In space, no-one can hear you scream. I’ve seen it on a film poster so it must be true. Hollywood wouldn’t lie to me. When you’re on the Roman Road, everyone in earshot can hear you swear when you almost lose a shoe in ankle-deep mud. I’m afraid I had a sense of humour failure towards the end of my run this afternoon. I had what some would call “a complete paddy” in what might pass for a paddy field. I’m not sure anyone would want to eat the rice grown at the top of Babraham Road but I think you could actually get a crop there right now.

In the gym, quite a lot of people can hear you whimper. I wore new running tights this morning. They had unexpected seams. There is nothing worse than a seam where you least expect it. Where I least expected it this morning was rubbing my right testicle. The Laws of Comedy dictate that the left bollock is always funnier than the right bollock. If my left bollock had been so exquisitely chafed that I didn’t actually notice any pain until hot water ran onto it in the shower, I would have been been standing in that cubicle bent over with laughter. I wasn’t. I was sucking in a breath and trying to avoid the eye of the nice lady standing next to me. I mean, what would I say to her? That wouldn’t get me slapped or thrown out of the gym, I mean.
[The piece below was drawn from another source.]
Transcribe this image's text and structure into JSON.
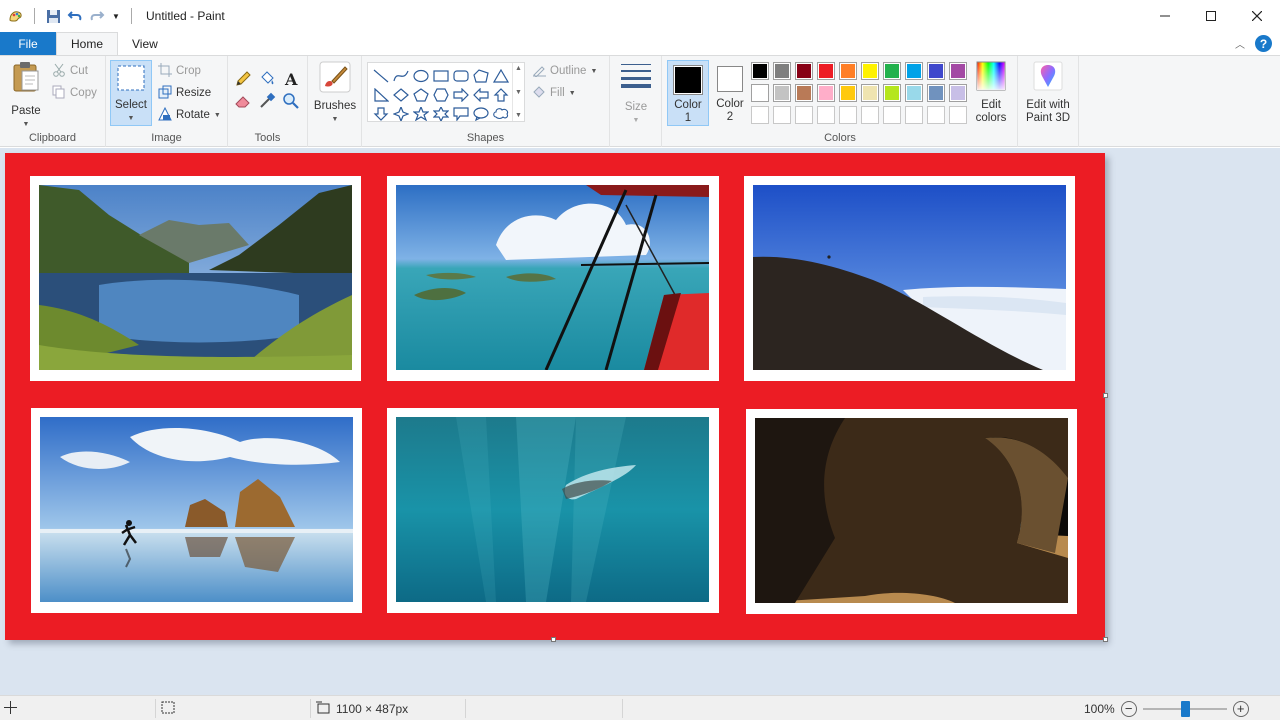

Chafing issues are something people warn you about but you always forget about them when they haven’t happened for a while. You can avoid them with Vaseline or BodyGlide. I would probably have been able to avoid it if I’d slathered it on down there. The trouble is that I would have needed enough of it to leave a highly suspicious stain on my new breeks. I’d have ended up with one of my mates asking me if I’d a little accident. “Well, you can claim it’s just Vaseline but it certainly looks like you’ve shat yourself.”

I also have the Garmin Scar. The chest strap for my heart rate monitor has left a particularly impressive welt across my breast bone area. You don’t see that in the brochures. No, you see attractive men and women running around, getting a nice glow on (not a euphemism, possibly a special effect) and you don’t see the after effects of a three hour run without first having slapped on the BodyGlide. It’d be enough to put your off your dinner, as if the sight of me topless isn’t bad enough. David Beckham, I am not. Nor am I David Tennant whom I have seen photographed almost wearing his kilt this week. I’m not even Vladimir Putin who would stand more chance of being a gay icon if he didn’t keep saying stupid things about homosexuality and stopped being a complete pillock. I’ve forgotten the Russian for pillock. I hope someone will remind me.

Next week, Week Whatever 2, I’ll do some more running around and I’ll certainly remember to slap on enough Vaseline to excite the Village People and give Vladimir some cause for concern. No more whimpering in the showers for this old man. Nossir.